- Relator(a)
- Ministro Moura Ribeiro
- Órgão julgador
- Terceira Turma
- Data do julgamento
- 10/10/2022
- Data de publicação
- 13/10/2022
STJ – Acórdão, Rel. Ministro Moura Ribeiro, Terceira Turma, j. 10/10/2022, p. 13/10/2022
CIVIL. AGRAVO INTERNO NO RECURSO ESPECIAL. RECURSO MANEJADO SOB A ÉGIDE DO NCPC. EXECUÇÃO. PENHORA DE RENDIMENTOS PREVIDENCIÁRIOS. CRÉDITO ORIUNDO DE HONORÁRIOS ADVOCATÍCIOS. IMPENHORABILIDADE. ORIENTAÇÃO RECENTEMENTE FIRMADA PELA CORTE ESPECIAL. MITIGAÇÃO. POSSIBILIDADE À LUZ DA PRESERVAÇÃO DA DIGNIDADE E SUBSISTÊNCIA DO DEVEDOR E DE SEU NÚCLEO FAMILIAR. AGRAVO INTERNO NÃO PROVIDO. 1. Aplica-se o NCPC a este recurso ante os termos do Enunciado Administrativo n.º 3, aprovado pelo Plenário do STJ na sessão de 9/3/2016: Aos recursos interpostos com fundamento no CPC/2015 (relativos a decisões publicadas a partir de 18 de março de 2016) serão exigidos os requisitos de admissibilidade recursal na forma do novo CPC. 2. A Corte Especial, no julgamento do REsp 1.815.055/SP, Rel.
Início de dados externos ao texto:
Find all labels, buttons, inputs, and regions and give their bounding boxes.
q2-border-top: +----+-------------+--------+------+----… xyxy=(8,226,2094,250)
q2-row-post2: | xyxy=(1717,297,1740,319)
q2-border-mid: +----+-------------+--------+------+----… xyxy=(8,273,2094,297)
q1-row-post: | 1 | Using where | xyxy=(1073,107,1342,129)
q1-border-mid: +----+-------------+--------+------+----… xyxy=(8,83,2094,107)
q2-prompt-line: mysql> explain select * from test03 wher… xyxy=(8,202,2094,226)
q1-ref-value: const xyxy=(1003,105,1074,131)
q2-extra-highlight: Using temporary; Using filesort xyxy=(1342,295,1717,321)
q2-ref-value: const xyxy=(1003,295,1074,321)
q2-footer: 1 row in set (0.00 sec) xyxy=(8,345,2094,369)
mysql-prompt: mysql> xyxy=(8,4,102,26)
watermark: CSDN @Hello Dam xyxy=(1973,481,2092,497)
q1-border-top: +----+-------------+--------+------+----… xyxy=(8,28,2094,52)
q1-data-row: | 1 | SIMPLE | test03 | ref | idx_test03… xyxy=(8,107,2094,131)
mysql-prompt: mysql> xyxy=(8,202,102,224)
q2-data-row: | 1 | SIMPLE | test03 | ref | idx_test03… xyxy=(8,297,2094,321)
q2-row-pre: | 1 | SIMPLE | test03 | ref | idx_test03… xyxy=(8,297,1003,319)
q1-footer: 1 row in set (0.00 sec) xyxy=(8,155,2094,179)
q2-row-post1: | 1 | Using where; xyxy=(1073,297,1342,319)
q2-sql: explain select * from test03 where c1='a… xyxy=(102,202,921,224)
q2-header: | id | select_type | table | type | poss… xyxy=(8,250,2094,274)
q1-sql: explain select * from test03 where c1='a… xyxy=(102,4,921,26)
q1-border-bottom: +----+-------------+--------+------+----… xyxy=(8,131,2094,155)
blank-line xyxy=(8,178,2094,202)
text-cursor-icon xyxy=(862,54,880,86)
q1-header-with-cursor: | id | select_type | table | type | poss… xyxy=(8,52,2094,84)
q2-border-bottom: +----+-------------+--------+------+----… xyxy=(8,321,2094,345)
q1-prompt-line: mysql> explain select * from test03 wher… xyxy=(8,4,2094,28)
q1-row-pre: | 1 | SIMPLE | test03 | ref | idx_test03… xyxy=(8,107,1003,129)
Ministra NANCY ANDRIGHI, DJe 26/8/2020, consignou que a impenhorabilidade do salário pode ser mitigada em respeito ao princípio da máxima efetividade da execução, desde que respeitada a dignidade da pessoa humana. 3. Do mencionado aresto constou a possibilidade de mitigação da impenhorabilidade de salários desde que preservada parcela suficiente para resguardar a dignidade e subsistência do devedor e de seu núcleo familiar. 4. O acórdão vergastado assentou que não há comprovação do comprometimento da subsistência do devedor, razão das peculiaridades do caso concreto, afigurava-se em consonância com os princípios da proporcionalidade e razoabilidade. Alterar as conclusões do acórdão impugnado exigiria incursão fático-probatória, em afronta a Súmula n.º 7 do STJ. 5. Não sendo a linha argumentativa apresentada capaz de evidenciar a inadequação dos fundamentos invocados pela decisão agravada, o presente agravo não se revela apto a alterar o conteúdo do julgado impugnado, devendo ele ser integralmente mantido em seus próprios termos. 6. Agravo interno não provido. (AgInt no REsp n. 1.965.708/RS, relator Ministro Moura Ribeiro, Terceira Turma, julgado em 10/10/2022, DJe de 13/10/2022.)